This research uses AI-powered markerless motion capture to preserve Indigenous cultural dances as digital archives. By recording thousands of movement data points, it safeguards intangible cultural heritage for future generations. The work aims to extend this technology globally, ensuring every culture has the tools to preserve its unique traditions.

This research develops a brain-inspired optical imaging system that mimics human vision to reconstruct objects hidden by fog, smoke, and biological tissue. Combining event-based cameras, spiking neural networks, and neuromorphic processors, it enables fast, energy-efficient imaging with applications in autonomous vehicles, emergency response, and non-invasive medical diagnostics.
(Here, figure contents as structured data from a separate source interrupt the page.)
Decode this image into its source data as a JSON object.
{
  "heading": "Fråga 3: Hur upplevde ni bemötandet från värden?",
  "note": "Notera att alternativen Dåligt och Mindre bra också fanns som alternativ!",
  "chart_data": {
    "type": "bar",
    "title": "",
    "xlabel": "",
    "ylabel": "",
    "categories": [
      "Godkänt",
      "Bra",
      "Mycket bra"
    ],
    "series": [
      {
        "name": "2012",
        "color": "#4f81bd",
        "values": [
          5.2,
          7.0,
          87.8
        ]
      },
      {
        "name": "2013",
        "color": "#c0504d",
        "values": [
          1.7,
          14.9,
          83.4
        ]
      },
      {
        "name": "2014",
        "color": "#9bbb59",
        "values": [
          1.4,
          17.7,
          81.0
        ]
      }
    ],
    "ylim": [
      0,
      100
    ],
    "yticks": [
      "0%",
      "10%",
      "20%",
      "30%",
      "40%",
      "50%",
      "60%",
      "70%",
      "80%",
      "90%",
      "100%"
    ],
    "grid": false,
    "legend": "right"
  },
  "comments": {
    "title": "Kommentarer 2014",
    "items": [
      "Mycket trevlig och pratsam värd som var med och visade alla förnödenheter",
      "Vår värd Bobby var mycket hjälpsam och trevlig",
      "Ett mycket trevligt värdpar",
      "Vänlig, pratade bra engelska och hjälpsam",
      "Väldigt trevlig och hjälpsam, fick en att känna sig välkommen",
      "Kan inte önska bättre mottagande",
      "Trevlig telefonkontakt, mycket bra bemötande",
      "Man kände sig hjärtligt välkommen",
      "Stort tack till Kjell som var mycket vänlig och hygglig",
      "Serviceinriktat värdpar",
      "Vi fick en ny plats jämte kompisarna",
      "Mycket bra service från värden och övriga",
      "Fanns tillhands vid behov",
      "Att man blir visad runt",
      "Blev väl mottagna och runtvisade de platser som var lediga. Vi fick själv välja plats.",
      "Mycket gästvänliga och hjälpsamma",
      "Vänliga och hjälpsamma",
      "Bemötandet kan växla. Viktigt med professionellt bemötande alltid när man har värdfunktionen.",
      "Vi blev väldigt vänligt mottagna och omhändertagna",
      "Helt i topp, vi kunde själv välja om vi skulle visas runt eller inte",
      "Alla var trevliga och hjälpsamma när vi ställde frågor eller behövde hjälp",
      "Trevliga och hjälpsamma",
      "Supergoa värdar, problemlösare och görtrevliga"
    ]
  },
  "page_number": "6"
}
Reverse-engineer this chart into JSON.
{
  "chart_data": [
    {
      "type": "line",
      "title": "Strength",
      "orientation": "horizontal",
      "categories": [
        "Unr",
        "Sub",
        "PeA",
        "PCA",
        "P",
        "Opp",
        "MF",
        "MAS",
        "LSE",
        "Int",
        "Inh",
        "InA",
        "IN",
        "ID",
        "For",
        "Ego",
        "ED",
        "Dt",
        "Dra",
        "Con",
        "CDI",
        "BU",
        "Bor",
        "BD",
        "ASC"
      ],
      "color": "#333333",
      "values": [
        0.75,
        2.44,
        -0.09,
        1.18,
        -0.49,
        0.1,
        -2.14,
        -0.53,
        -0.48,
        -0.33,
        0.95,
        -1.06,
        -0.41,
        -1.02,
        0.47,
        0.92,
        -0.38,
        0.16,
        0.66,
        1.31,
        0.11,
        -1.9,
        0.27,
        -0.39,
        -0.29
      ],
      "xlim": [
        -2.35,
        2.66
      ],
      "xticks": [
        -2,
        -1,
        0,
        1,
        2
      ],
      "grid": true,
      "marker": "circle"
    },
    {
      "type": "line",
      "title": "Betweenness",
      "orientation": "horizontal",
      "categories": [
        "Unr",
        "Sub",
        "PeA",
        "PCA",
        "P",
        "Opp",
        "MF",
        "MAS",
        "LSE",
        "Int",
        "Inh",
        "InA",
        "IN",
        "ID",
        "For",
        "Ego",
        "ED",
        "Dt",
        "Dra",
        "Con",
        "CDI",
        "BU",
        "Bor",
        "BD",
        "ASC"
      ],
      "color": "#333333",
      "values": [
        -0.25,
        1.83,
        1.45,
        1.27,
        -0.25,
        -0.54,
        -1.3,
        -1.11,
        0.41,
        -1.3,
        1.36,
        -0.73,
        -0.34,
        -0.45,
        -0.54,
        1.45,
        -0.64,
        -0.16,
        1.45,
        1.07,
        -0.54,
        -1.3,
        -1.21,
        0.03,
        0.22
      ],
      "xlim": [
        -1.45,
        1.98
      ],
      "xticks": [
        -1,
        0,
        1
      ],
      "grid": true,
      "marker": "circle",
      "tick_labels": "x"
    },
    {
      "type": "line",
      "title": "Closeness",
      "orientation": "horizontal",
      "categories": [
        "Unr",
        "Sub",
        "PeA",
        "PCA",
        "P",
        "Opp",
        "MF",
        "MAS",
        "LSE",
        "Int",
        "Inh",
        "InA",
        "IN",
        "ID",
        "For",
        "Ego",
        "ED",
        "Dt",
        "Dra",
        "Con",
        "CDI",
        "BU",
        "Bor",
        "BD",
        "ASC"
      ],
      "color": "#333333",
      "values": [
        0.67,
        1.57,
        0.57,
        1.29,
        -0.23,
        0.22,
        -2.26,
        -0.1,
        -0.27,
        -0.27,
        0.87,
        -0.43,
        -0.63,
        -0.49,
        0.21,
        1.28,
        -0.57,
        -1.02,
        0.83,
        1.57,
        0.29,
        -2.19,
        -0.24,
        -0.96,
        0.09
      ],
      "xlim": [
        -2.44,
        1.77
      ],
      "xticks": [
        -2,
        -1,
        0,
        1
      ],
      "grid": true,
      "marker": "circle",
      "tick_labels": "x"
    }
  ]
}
This research develops Roblonski, a compact robotic platform that automates photoredox chemistry using microscopic droplets and visible light. By reducing chemical use, waste, and manual effort by over 90%, it generates high-quality data for AI-driven discovery, paving the way for faster, greener, and more intelligent self-driving chemistry laboratories.

This research investigates how the brain makes decisions under uncertainty by studying mice navigating reward-based mazes. Rather than relying on memorisation, mice continually update mental models through active exploration. These findings improve our understanding of anxiety disorders and may inspire more adaptive artificial intelligence systems.

This research teaches AI to understand and generate the sense of touch by combining visual information with high-resolution tactile data. The technology enables realistic digital textures, improves online shopping, enhances virtual experiences, and creates accessible tactile graphics for blind and low-vision users, making AI more inclusive and human-centred.

This research develops microscopic copper wire "bridges" that improve heat transfer between computer chips and cooling systems. By reducing chip temperatures by around 3°C, the technology can lower data centre cooling energy by approximately 10%, improving efficiency and supporting more sustainable AI infrastructure.

This research develops scalable motion-planning algorithms that enable large teams of robots to work together safely and efficiently. By combining machine learning with search algorithms, the work delivers both speed and reliability, supporting applications from automated warehouses to disaster response, infrastructure repair, and future space exploration.

This research has developed an electronic nose that combines gas sensors with machine learning to detect food spoilage and hidden allergens. By recognizing unique scent signatures more accurately than the human nose, the technology could improve food safety, prevent allergic reactions, reduce food waste, and eventually be integrated into everyday devices.

This research combines galaxy simulations with machine learning to study the invisible gas surrounding galaxies. By training a neural network to interpret astronomical observations, the project creates a public tool—the Circumgalactic Dictionary—that enables previously impossible measurements, advancing our understanding of galaxy evolution and the origins of stars, planets, and life.

This research investigates how AI-generated dating profiles influence romantic attraction. An experimental study found that people were less willing to date someone they believed had used AI than someone who received similar help from a friend, suggesting AI-assisted dating may undermine authenticity and reduce social appeal despite its growing popularity.